When life's in full swing, it's easy to neglect communicating to your partner what's important in your relationship. And you're communicating well when your partner actually hears the message you mean for him or her to hear. This doesn't always happen, which can be a source of frustration for both of you.
Maybe you and/or your partner aren't conveying your feelings well or you avoid expressing yourself because it typically turns into a fight. Or it just seems easier to deal with things yourself than to articulate what's going on to your partner. Whatever the reason your communication is a little off, together you can certainly make the decision to press the "reset" button to reestablish good communication with your partner, if you did it better at one point. If you feel you never communicated well, it's never too late to start! Try some of these suggestions in your relationship to get your point across much better:
Strike when the iron is cold. Many couples wait until they're angry to try to solve an issue in their relationship. Can you think of a time in your life when you solved a problem in the middle of an argument? Most people would answer "no." Wait until emotions are less heated and you're able to have a calm and clear conversation to discuss and resolve an important issue.
Stop complaining. When you have a person at home who listens to you, you might even do more moaning and groaning than you realize. Sometimes it's easy to take a person in your life for granted who's available to listen to all your daily gripes. Try to recognize how much time is spent complaining. Every time you hear yourself complaining, mention two things about the day that went your way or that you're happy about.
Change your attitude. Identify any negative attitudes about communication that need some work. Once you're aware of some of these negative beliefs (e.g., "Every conversation will end in a fight," or "There's no point of talking about it, nothing can change") share them with your partner. Think of some new attitudes to replace these old ones. For example, if your attitude is "It's not worth bringing up," try to replace this with something different, like "Even if nothing changes, getting something bothersome off my chest can be helpful."
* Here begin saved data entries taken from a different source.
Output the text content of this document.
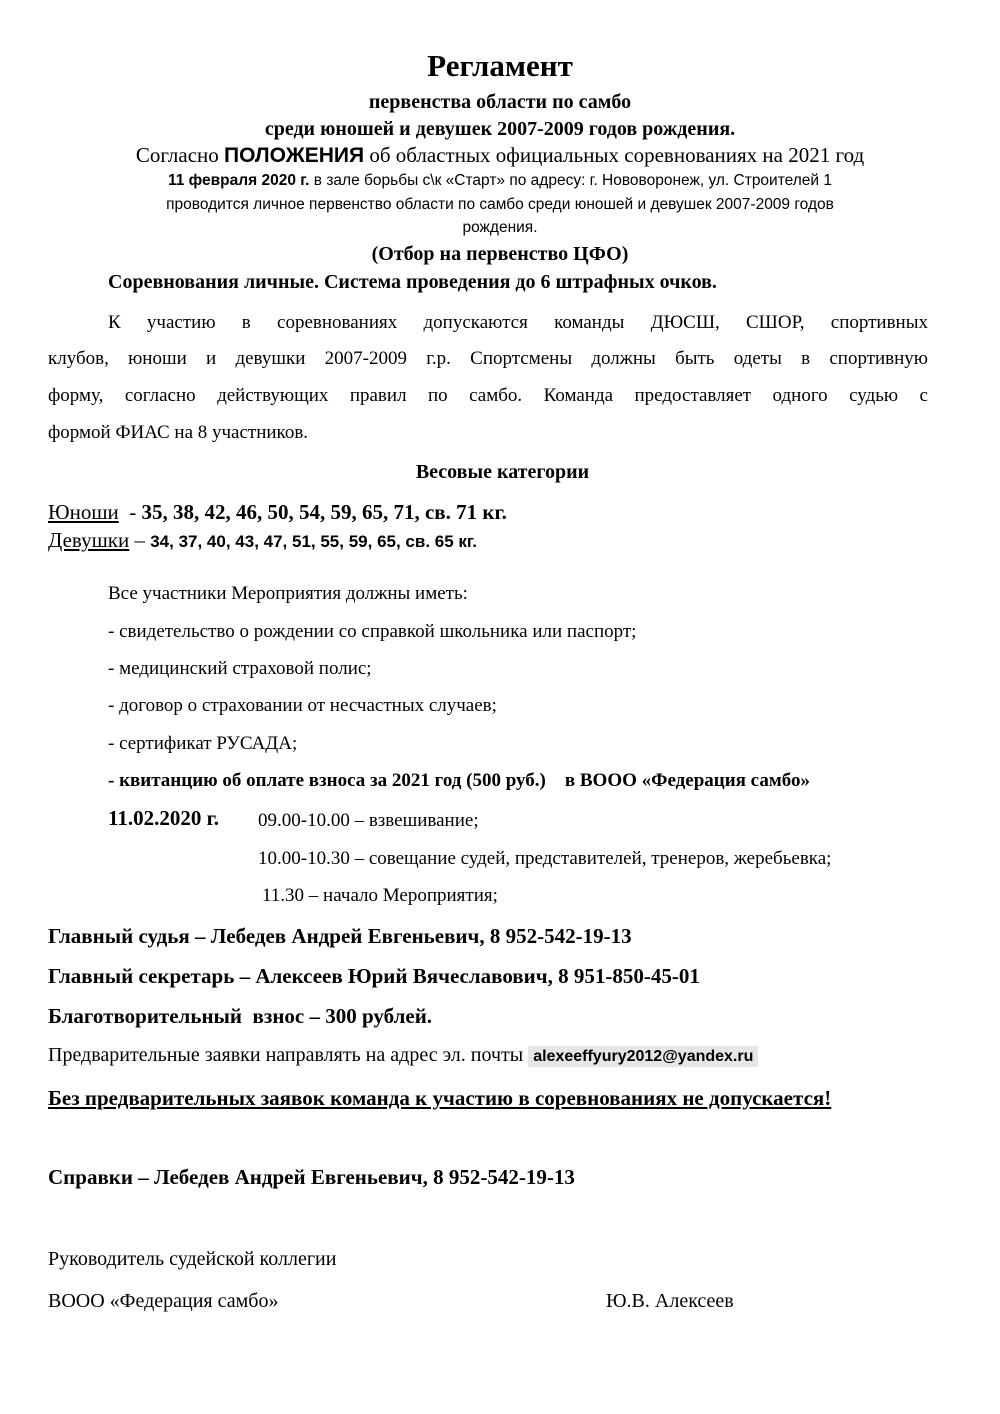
Регламент
первенства области по самбо
среди юношей и девушек 2007-2009 годов рождения.
Согласно ПОЛОЖЕНИЯ об областных официальных соревнованиях на 2021 год
11 февраля 2020 г. в зале борьбы с\к «Старт» по адресу: г. Нововоронеж, ул. Строителей 1
проводится личное первенство области по самбо среди юношей и девушек 2007-2009 годов
рождения.
(Отбор на первенство ЦФО)
Соревнования личные. Система проведения до 6 штрафных очков.
К участию в соревнованиях допускаются команды ДЮСШ, СШОР, спортивных
клубов, юноши и девушки 2007-2009 г.р. Спортсмены должны быть одеты в спортивную
форму, согласно действующих правил по самбо. Команда предоставляет одного судью с
формой ФИАС на 8 участников.
Весовые категории
Юноши  - 35, 38, 42, 46, 50, 54, 59, 65, 71, св. 71 кг.
Девушки – 34, 37, 40, 43, 47, 51, 55, 59, 65, св. 65 кг.
Все участники Мероприятия должны иметь:
- свидетельство о рождении со справкой школьника или паспорт;
- медицинский страховой полис;
- договор о страховании от несчастных случаев;
- сертификат РУСАДА;
- квитанцию об оплате взноса за 2021 год (500 руб.)    в ВООО «Федерация самбо»
11.02.2020 г. 09.00-10.00 – взвешивание;
10.00-10.30 – совещание судей, представителей, тренеров, жеребьевка;
11.30 – начало Мероприятия;
Главный судья – Лебедев Андрей Евгеньевич, 8 952-542-19-13
Главный секретарь – Алексеев Юрий Вячеславович, 8 951-850-45-01
Благотворительный  взнос – 300 рублей.
Предварительные заявки направлять на адрес эл. почты alexeeffyury2012@yandex.ru
Без предварительных заявок команда к участию в соревнованиях не допускается!
Справки – Лебедев Андрей Евгеньевич, 8 952-542-19-13
Руководитель судейской коллегии
ВООО «Федерация самбо»	Ю.В. Алексеев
Stay positive if at all possible. Everybody likes a little positive reinforcement. Don't only react to the bad stuff. Thank your partner when he or she takes time to listen to what you're expressing or point it out when you feel like the two of you have communicated successfully.
Listen up! Listening, of course, is a lot more than just hearing words. Sometimes when trying to communicate with your partner, the message can get "lost in translation." For example, if your partner asks you to put your cell phone away at the dinner table, do you put it away and pull it out a few minutes later, or are you able to hear what your partner is truly communicating? The last time you had a real problem communicating could you paraphrase what your partner was expressing? If not, this may be a reason you're not communicating as well as you'd like. Make it a habit to paraphrase what your partner is communicating before you respond. For example, start by saying something like, "It sounds to me like you don't want me to be distracted by other tasks I am working on with my cell phone while we are spending time together." This way, you can get a confirmation that you fully understand the issue at hand.
Try one or more of these suggestions or others in my book Stage Climbing: The Shortest Path to Your Highest Potential and see if you feel your relationship is on more solid ground. Better communication can not only make you feel closer, and more supported, but can make you feel more satisfied in your relationship then you may have ever imagined!